Предыдущая глава |
↓ Содержание ↓
↑ Свернуть ↑
| Следующая глава |
— Достала ты меня, Настя, своей лженаукой. Не верю я в это все. Пей, и уходи, а то скоро Лилька придёт, а она у меня крутая, подерётесь ещё.
— Не придёт, пока я здесь.
— Откуда ты знаешь?
— А вот знаю, и всё тут! — обиженно выпятила блеклые губки Настя и отвернулась.
Долго комкала платочек в неухоженных руках с коротко остриженными ногтями без маникюра, потом тихо сказала:
— Мне хоть бы одним глазком взглянуть на мою разлучницу-мучительницу.
— В чем дело? Я же тебе показывал её фотки.
— Сфотографируй её, когда вы с ней... Ну, понимаешь?
Настя не смела поднять на меня глаз.
— Ты, что, извращенка?
— Ты не поймёшь, братик духородный. Во время... ну, этого... сам понимаешь... она принимает свой природный облик. Я хочу увидеть её именно такой.

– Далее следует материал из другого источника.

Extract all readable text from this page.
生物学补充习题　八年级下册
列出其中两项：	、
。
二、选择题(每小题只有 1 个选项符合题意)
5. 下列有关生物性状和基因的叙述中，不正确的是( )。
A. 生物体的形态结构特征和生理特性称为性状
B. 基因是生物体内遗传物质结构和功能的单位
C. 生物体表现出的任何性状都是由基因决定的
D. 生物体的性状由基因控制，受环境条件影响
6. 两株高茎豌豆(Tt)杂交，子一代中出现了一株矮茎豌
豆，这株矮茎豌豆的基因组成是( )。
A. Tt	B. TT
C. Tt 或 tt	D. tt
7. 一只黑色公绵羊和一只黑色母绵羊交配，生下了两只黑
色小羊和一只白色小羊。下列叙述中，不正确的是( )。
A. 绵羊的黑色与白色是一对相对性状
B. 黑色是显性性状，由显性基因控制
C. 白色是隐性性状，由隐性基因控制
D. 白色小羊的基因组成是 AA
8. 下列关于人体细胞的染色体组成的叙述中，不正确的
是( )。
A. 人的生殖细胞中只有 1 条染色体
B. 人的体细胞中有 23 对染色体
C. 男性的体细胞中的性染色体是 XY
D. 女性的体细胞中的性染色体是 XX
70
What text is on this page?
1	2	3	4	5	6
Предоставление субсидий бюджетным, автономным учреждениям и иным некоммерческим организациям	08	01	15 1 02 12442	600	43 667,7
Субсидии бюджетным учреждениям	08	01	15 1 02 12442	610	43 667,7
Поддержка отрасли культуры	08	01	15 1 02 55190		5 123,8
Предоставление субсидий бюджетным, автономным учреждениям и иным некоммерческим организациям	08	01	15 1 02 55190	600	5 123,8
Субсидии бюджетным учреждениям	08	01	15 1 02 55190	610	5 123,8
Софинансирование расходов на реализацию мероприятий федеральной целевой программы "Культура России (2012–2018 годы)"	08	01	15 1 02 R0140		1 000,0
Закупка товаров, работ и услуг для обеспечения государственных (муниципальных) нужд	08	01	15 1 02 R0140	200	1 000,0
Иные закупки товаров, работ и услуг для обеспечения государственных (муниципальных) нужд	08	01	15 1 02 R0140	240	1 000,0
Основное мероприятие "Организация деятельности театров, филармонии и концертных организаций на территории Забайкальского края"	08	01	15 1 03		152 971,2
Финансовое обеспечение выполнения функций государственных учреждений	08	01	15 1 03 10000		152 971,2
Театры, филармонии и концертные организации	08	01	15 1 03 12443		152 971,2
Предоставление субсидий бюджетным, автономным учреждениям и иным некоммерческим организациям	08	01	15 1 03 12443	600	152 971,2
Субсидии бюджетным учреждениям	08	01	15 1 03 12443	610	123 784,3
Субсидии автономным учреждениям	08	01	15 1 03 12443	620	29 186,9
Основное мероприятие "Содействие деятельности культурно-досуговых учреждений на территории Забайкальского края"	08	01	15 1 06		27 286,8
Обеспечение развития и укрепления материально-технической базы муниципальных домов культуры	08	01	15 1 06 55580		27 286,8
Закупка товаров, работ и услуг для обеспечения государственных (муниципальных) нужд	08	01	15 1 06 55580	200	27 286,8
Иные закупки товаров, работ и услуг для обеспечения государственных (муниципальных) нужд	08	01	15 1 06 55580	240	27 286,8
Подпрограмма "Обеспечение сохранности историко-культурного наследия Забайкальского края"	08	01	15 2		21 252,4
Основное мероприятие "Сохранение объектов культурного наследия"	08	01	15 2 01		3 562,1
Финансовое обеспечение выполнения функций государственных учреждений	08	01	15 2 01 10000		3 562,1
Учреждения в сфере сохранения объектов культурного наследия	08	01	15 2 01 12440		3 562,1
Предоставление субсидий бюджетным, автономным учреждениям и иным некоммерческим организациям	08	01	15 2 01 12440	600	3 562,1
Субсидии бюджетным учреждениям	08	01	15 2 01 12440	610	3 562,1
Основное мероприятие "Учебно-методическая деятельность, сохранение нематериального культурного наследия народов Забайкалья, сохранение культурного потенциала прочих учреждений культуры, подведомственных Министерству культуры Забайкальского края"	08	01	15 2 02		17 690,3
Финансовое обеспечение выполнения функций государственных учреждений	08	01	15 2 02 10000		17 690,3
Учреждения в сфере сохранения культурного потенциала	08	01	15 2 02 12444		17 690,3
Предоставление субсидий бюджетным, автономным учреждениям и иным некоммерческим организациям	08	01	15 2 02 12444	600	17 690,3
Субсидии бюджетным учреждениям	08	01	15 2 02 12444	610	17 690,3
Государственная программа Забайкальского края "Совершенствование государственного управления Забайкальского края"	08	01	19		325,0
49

— Да никакого облика она не принимает. Потеет только сильно после оргазма, но даже пот у неё благоуханный.
— А выделения из промежности — вообще мёд! — прошипела от злости Настя.
— Да не злись! Ты просто ревнуешь. Сфоткаю я тебе Лильку во время траха скрытой камерой, если тебе так уж надо. Ты, наверное, курсовую работу пишешь на тему греховности добрачных отношений?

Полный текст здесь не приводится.